- Prior 4.35%
- Latest data does not change previous assessment that policy is restrictive and working as anticipated
- The outlook remains highly uncertain
- Inflation is still some way above the midpoint of the 2% to 3% target range
- Returning inflation to target is the priority
- Underlying inflation remains too high
- Policy will need to be sufficiently restrictive until confidence returns that inflation is moving sustainably towards the target range
- RBA remains resolute in its determination to return inflation to target and will do what is necessary to achieve that outcome
- The most recent projections in the August SMP show that it will be some time yet before inflation is sustainably in the target range
- Data since then have reinforced the need to remain vigilant to upside risks to inflation
- RBA is not ruling anything in or out on next policy steps
- Full statement
They added just one passage to the to the guidance communique, that being:
“The most recent projections in the August SMP show that it will be some time yet before inflation is sustainably in the target range.”
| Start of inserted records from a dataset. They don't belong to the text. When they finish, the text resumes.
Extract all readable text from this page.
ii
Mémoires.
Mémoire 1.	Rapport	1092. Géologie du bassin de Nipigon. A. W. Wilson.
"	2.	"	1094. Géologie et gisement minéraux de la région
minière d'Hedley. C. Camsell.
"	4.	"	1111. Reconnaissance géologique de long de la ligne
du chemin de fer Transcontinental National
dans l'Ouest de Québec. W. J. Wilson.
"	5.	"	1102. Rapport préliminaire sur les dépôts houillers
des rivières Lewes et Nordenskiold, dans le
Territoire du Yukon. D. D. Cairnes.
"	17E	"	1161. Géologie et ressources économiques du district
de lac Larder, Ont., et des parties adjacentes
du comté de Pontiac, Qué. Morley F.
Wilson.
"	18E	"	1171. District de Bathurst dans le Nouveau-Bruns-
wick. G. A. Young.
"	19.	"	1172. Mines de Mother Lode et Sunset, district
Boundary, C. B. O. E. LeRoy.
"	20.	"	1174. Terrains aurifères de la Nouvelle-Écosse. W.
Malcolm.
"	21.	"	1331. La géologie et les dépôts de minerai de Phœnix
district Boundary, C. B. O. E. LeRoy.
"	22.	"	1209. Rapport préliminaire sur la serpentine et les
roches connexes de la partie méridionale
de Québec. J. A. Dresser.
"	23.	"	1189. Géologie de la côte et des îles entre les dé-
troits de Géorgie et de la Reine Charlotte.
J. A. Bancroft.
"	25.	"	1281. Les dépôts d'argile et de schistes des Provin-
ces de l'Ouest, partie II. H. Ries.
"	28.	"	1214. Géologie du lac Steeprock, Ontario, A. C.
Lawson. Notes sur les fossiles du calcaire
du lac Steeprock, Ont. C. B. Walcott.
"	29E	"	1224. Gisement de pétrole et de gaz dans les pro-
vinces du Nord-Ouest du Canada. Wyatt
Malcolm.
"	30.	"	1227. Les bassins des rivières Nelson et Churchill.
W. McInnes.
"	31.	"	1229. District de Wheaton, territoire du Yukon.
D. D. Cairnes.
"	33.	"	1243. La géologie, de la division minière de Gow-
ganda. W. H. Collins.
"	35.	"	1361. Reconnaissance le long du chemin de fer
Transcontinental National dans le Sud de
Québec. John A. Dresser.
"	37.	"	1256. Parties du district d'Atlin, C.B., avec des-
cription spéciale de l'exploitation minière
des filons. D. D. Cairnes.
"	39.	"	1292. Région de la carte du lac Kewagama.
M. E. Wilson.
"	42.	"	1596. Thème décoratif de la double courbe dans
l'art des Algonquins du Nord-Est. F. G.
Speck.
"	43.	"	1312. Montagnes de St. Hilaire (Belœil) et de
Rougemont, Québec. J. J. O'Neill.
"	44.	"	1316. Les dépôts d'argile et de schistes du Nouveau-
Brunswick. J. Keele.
In other words, they might just have to keep rates higher for longer as it would seem. The market pricing towards year-end hasn’t changed all too much though. Traders were seeing ~16 bps of rate cuts by year-end previously but are now seeing ~14 bps now.
The overall language is largely kept from August and just continues to place heavy emphasis that the inflation battle is not over yet. And given that, the RBA is not ready to lower the cash rate as such.
AUD/USD nudges up just a little from 0.6848 to 0.6858 currently. The pair is continuing to trade at its highest levels for the year with eyes on the December 2023 high of 0.6871 now.